The Invisible Players
The Invisible Players: The Leadership That Doesn’t Make the Highlight Reel
We often consume football through split-second moments. An impossible dribble, a shot from outside the box that finds the top corner, a pass threaded between three defenders. Those are the plays that fill the highlight reels, dominate social media and inflate market values.
And yet, behind the vast majority of teams that achieve their objectives — whether a hard-fought promotion, a survival earned the hard way or a continental trophy — there is a deep emotional structure. That structure is never held up exclusively by the players in the highlight reel. It is held up by what I call the invisible players.
I am talking about those footballers without whom a dressing room’s ecosystem would simply fall apart. Their contributions are constant, silent and, almost always, indispensable. Throughout my career I have had the great fortune of crossing paths with several of them, and they have been fundamental pillars on every bench where I have sat.
The weight of silence and hierarchy
At FC Barcelona, I had the chance to work alongside Javier Mascherano. His CV and his quality are beyond debate, and although the stands always chanted other, more attacking names, Javier’s real weight was felt inside the building. He was the player who could fill the centre-back or holding midfield role depending on the team’s needs, always performing at an exceptional level under pressure.
But his true value went well beyond the tactics board. He was the voice. When Mascherano decided to speak in the dressing room, the silence was instant. Everyone listened. Including the most media-famous and most decorated players in the world. That kind of leadership — respect earned through unbreakable commitment — cannot be coached. It is a natural talent, a competitive charisma you either have or you don’t.
Human quality as a driver of play
If we move to the Spanish National Team, I cannot fail to mention Santi Cazorla. His story is the stuff of cinema, and his technical quality is beyond any argument. When I decided to call him up after a period away from the main spotlight due to his ordeal with injuries, many were surprised. But inside the camp, reality ran parallel to the outside debate.
Anyone who knew Santi’s day-to-day knew he was still an absolute top-level footballer and a brilliant professional. What made him “invisible” — in the best possible sense — was his selfless ability to make everyone around him better. He played, trained and smiled without demanding a thing in return. His mere presence loosened the tension and raised the technical level of every session.
Energy as a key factor
At AS Roma, I worked with Gabi Heinze. Some players’ attitude can radically change the temperature of a group. Gabi was one of those who, with just a look in the tunnel before stepping onto the pitch of an imposing stadium, was able to lift the competitive energy of his eleven teammates. A veteran, a natural winner, with a deeply contagious character. A demanding dressing room always needs that authoritative reference, and he played that role naturally, without needing to wear the captain’s armband.

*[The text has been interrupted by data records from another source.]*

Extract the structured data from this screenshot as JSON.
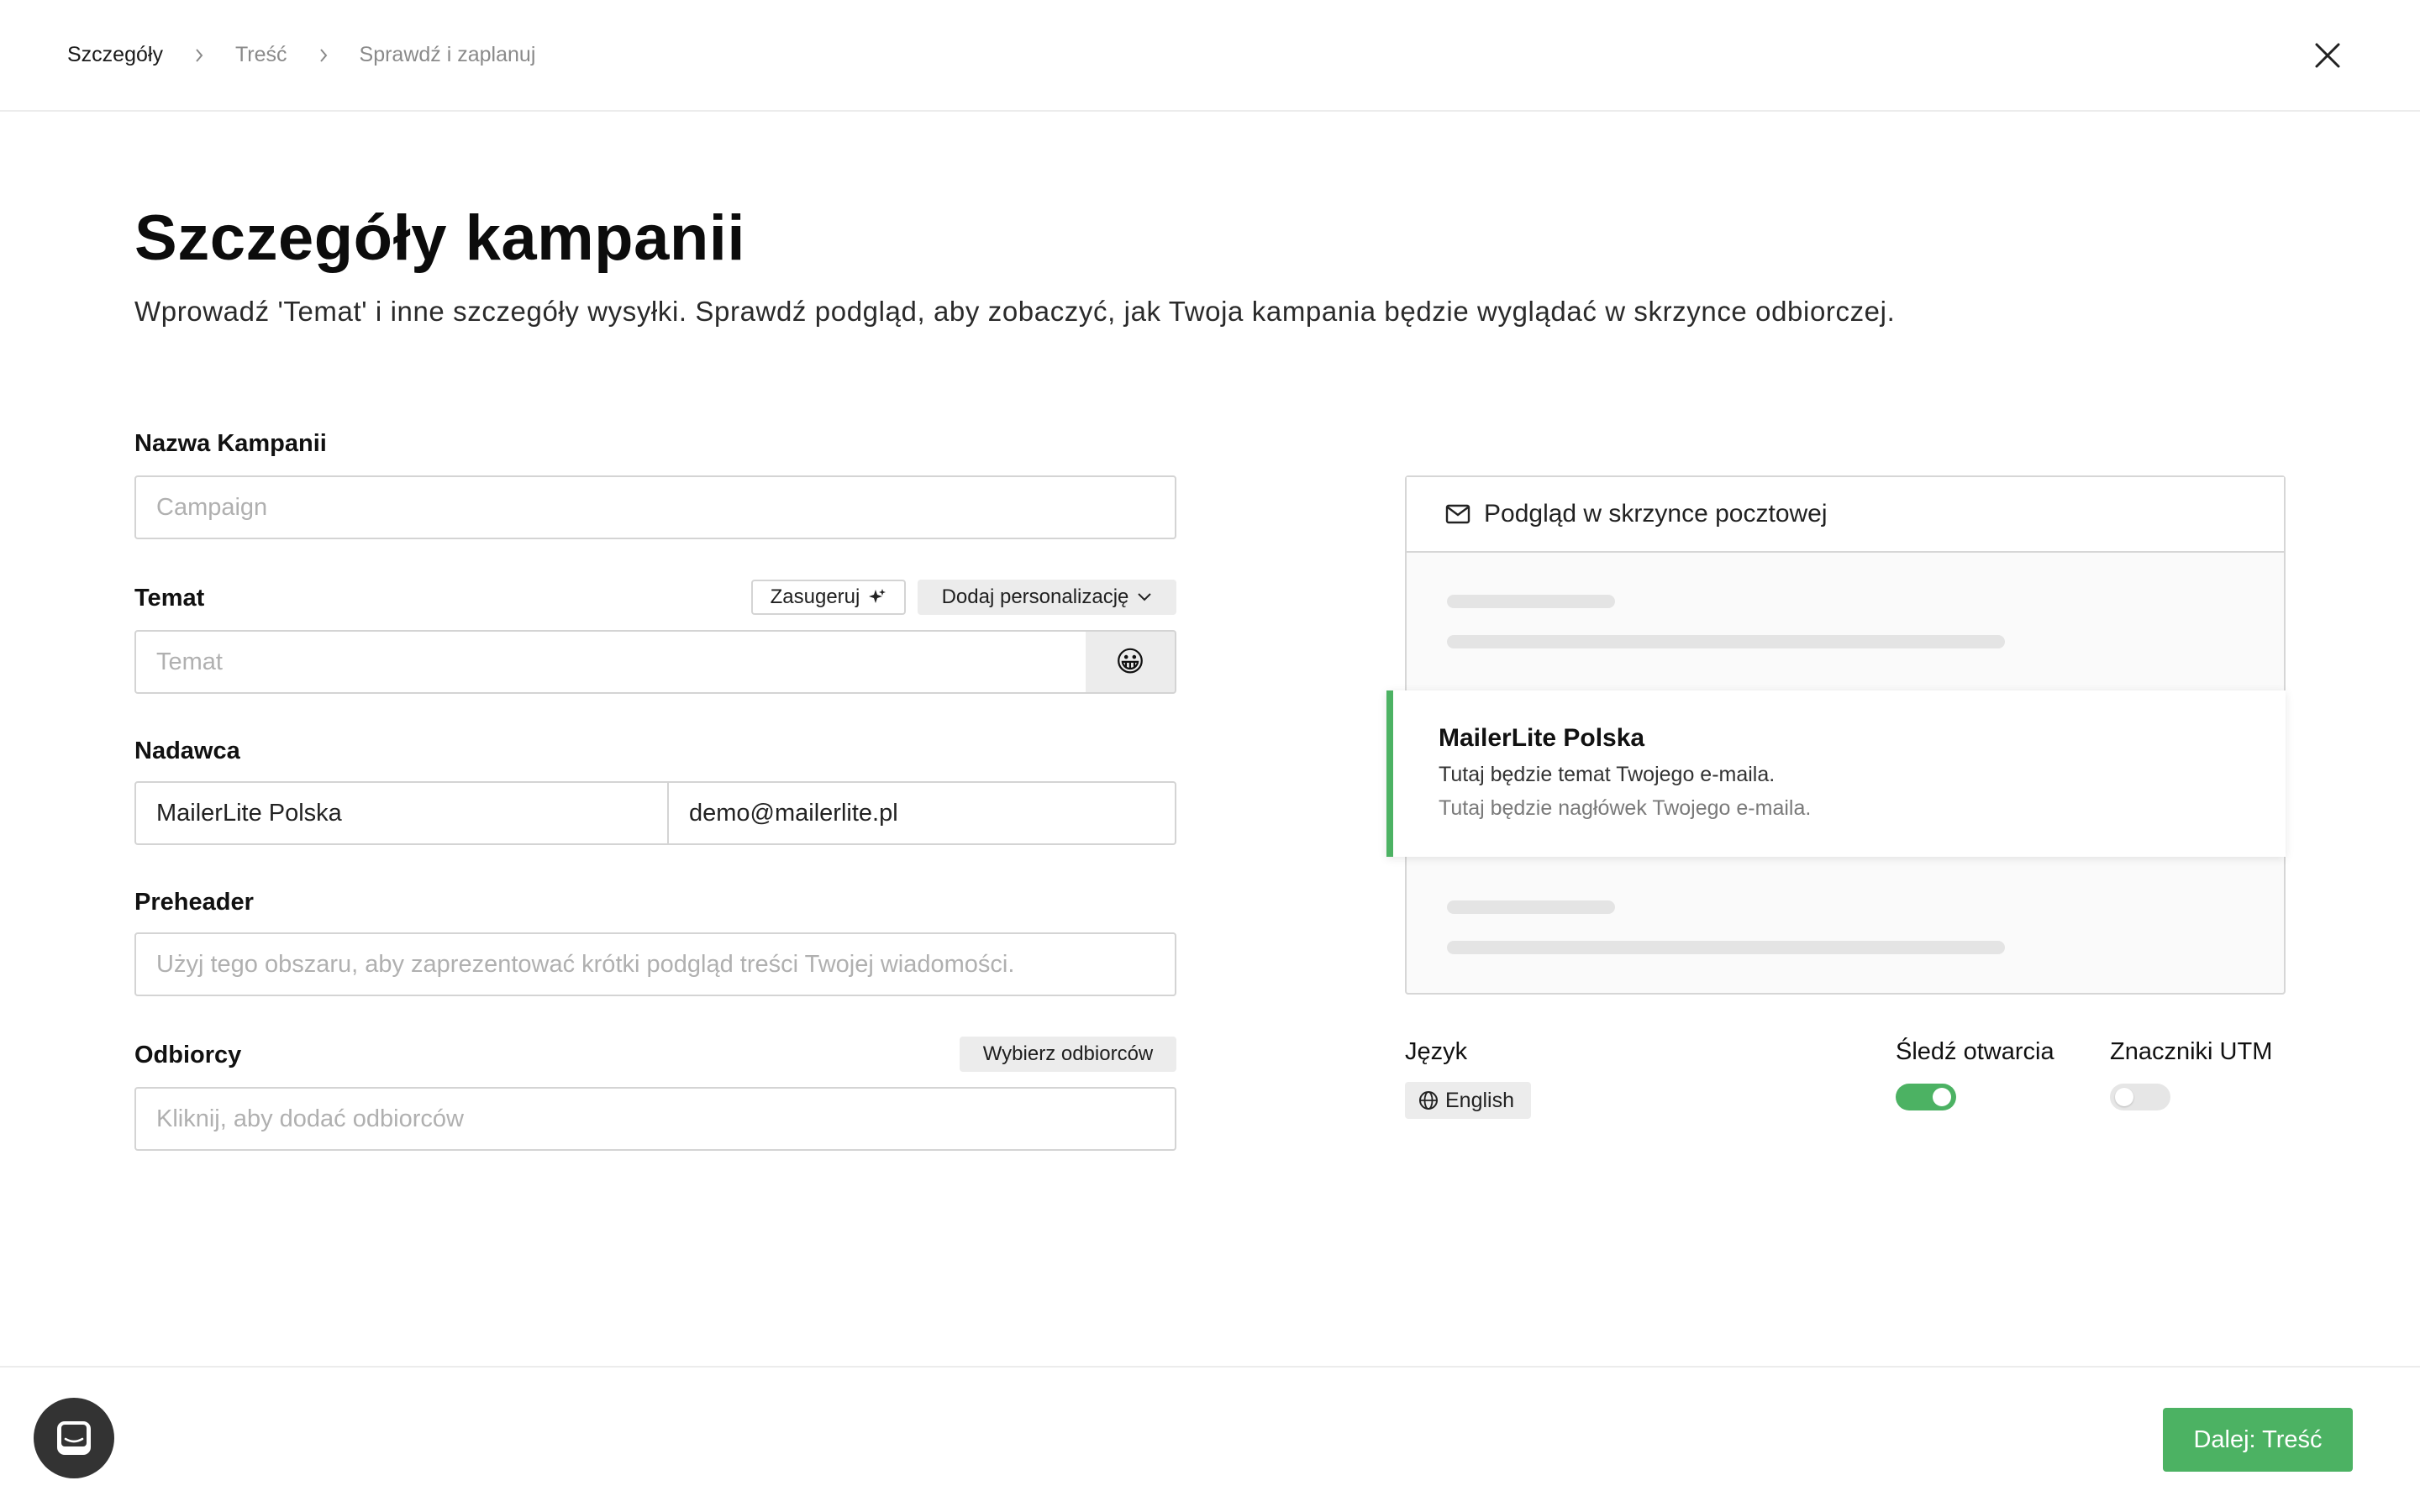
{
  "breadcrumb": {
    "items": [
      "Szczegóły",
      "Treść",
      "Sprawdź i zaplanuj"
    ]
  },
  "header": {
    "title": "Szczegóły kampanii",
    "subtitle": "Wprowadź 'Temat' i inne szczegóły wysyłki. Sprawdź podgląd, aby zobaczyć, jak Twoja kampania będzie wyglądać w skrzynce odbiorczej."
  },
  "form": {
    "campaign_name": {
      "label": "Nazwa Kampanii",
      "placeholder": "Campaign",
      "value": ""
    },
    "subject": {
      "label": "Temat",
      "placeholder": "Temat",
      "value": "",
      "suggest_label": "Zasugeruj",
      "personalize_label": "Dodaj personalizację",
      "emoji": "😀"
    },
    "sender": {
      "label": "Nadawca",
      "name": "MailerLite Polska",
      "email": "demo@mailerlite.pl"
    },
    "preheader": {
      "label": "Preheader",
      "placeholder": "Użyj tego obszaru, aby zaprezentować krótki podgląd treści Twojej wiadomości."
    },
    "recipients": {
      "label": "Odbiorcy",
      "select_label": "Wybierz odbiorców",
      "placeholder": "Kliknij, aby dodać odbiorców"
    }
  },
  "preview": {
    "title": "Podgląd w skrzynce pocztowej",
    "sender": "MailerLite Polska",
    "subject": "Tutaj będzie temat Twojego e-maila.",
    "header": "Tutaj będzie nagłówek Twojego e-maila."
  },
  "options": {
    "language": {
      "label": "Język",
      "value": "English"
    },
    "track_opens": {
      "label": "Śledź otwarcia",
      "enabled": true
    },
    "utm_tags": {
      "label": "Znaczniki UTM",
      "enabled": false
    }
  },
  "footer": {
    "next_label": "Dalej: Treść"
  },
  "colors": {
    "accent": "#4cb263",
    "chat": "#333333"
  },
  "icons": [
    "chevron-right-icon",
    "close-icon",
    "sparkle-icon",
    "chevron-down-icon",
    "envelope-icon",
    "globe-icon",
    "chat-icon"
  ]
}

My time at AS Monaco showed me that the “invisible player” concept comes in different profiles. There we had Kamil Glik, a granite defender whose defensive reliability provided the intellectual safety net that let the more gifted players take risks going forward. We had Aleksandr Golovin, a quiet, reserved talent who didn’t need much communicative limelight because he spoke by making differences with the ball. And on the other hand, Keita Baldé, whose pure energy was the team’s thermometer: when he was switched on and pushing, the team followed him by sheer momentum.

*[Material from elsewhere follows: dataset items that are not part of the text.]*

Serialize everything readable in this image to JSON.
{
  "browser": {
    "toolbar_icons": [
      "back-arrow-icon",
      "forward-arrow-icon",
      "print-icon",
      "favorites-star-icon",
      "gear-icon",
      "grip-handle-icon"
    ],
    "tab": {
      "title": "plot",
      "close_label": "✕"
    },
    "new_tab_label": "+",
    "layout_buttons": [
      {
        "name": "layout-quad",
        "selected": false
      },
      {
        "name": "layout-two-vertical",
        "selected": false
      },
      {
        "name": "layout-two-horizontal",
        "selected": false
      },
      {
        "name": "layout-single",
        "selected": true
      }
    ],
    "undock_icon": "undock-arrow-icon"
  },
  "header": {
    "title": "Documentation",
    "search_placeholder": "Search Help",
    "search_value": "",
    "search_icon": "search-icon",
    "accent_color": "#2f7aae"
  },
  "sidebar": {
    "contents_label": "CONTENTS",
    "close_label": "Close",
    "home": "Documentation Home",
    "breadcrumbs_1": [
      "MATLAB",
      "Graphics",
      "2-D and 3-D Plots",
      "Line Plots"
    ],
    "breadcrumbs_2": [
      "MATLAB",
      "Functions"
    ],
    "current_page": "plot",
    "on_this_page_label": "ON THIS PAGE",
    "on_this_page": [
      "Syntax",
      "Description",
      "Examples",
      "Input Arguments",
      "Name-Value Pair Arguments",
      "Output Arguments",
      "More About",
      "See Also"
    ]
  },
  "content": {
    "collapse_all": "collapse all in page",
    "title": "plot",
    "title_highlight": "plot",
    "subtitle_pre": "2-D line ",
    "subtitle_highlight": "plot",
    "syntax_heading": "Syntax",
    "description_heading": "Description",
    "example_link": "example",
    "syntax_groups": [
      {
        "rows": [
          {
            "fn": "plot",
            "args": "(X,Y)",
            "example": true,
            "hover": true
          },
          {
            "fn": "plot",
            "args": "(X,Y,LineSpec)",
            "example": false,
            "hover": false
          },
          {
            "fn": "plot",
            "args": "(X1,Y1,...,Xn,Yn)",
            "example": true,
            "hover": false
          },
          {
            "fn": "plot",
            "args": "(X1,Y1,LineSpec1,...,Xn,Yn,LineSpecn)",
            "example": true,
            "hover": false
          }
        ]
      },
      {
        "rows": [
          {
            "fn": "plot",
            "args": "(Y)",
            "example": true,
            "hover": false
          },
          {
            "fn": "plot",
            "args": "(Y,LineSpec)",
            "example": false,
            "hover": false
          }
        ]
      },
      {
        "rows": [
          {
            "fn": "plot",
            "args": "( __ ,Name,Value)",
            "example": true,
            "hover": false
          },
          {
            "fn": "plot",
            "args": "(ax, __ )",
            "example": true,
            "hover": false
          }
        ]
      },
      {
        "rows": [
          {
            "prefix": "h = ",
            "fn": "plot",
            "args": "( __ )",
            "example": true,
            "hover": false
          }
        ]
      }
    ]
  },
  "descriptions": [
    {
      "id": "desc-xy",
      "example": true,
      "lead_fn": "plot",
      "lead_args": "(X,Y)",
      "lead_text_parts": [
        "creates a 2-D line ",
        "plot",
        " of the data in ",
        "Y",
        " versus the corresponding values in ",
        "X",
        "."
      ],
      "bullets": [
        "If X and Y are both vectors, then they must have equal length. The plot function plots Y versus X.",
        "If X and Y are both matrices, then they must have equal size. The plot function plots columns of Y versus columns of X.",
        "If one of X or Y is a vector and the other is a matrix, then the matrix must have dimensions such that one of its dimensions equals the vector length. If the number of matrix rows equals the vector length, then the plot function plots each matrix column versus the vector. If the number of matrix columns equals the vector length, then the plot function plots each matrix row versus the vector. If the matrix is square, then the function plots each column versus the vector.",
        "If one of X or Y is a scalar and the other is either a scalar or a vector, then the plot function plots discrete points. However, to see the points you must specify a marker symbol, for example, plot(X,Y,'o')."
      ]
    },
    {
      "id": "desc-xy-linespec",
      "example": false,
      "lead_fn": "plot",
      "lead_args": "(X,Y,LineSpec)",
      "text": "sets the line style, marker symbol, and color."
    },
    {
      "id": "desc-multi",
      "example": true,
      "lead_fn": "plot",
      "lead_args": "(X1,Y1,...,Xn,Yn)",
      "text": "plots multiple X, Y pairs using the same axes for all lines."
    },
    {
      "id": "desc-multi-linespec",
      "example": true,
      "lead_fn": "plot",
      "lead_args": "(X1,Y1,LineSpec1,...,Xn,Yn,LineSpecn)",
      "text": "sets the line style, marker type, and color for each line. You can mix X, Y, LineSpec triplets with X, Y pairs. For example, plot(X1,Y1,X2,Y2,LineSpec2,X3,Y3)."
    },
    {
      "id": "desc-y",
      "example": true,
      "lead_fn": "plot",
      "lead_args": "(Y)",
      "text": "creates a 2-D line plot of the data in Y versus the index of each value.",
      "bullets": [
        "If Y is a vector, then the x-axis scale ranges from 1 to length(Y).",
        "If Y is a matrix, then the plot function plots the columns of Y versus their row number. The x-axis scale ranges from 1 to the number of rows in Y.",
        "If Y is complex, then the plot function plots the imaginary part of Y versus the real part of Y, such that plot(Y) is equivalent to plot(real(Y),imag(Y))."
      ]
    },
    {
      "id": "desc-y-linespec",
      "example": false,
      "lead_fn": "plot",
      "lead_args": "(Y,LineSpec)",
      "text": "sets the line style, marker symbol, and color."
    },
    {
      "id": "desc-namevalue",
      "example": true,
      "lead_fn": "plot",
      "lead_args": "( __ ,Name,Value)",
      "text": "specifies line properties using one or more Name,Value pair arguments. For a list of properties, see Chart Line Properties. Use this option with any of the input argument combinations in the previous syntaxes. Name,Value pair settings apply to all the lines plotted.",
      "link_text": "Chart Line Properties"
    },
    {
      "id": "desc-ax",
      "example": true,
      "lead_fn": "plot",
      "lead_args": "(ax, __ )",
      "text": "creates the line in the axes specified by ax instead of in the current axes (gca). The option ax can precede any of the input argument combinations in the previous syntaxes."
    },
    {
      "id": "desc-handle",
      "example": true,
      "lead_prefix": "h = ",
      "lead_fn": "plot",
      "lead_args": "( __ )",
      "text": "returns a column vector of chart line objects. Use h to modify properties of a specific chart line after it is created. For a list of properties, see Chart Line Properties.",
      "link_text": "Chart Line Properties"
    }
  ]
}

The soul of projects in complex contexts
When you manage teams in difficult ecosystems, the importance of these players grows exponentially. At Granada CF, Víctor Díaz was the soul of the team. He is that kind of professional whose commitment is beyond question, whose effort holds a dressing room together and keeps it on its feet precisely when results are not on its side.
To Sergio Álvarez, with whom I worked at Celta de Vigo, I owe a special fondness and an excellent relationship. As a goalkeeper, he did the kind of dark, huge work that rarely made the back pages. The fact that today Sergio sits on the club’s directors’ structure is no coincidence. The people who really understand the rhythms, the needs and the human factor of football always end up in positions of influence where they can keep adding value.
Finally, in my recent and intense experience at PFC Sochi, where we faced the huge challenge of turning around the morale of the group in the Russian second division, key names appeared. Ignacio Saavedra and Marcelo Alves were fundamental foundations for building and cementing the camaraderie that ended up culminating in promotion. In the same vein, the club had two heavyweight Russian veterans, Artur Yusupov and Nikita Burmistrov — now retired — who gave us something of incalculable value: the maturity, the calm and the experience to know how to compete when the climate, the seven-hour away trips and the urgency closed in.
Conclusion: the real job of the coach
In coaching federation courses we are taught tactics, methodology, physical preparation and periodisation. All of that is necessary. However, I have learned that it represents barely 20% of success in elite sport. The remaining 80% of our job lies in understanding the people who make up the squad.
To navigate that 80% with any guarantee, the invisible players are your greatest allies. They are the ones who, in the middle of a winning streak, tighten the rope and push so that overconfidence doesn’t settle in as complacency. And they are the same ones who, in the face of defeat and outside doubt, lift the dressing room’s morale and prevent the free fall.
If you manage working teams — as a coach, a project lead or a corporate director — you should ask yourself one question before objectively evaluating results: do you know who your invisible players are? If you don’t have it clear, you may well have already lost them. And with them, much of the team’s soul.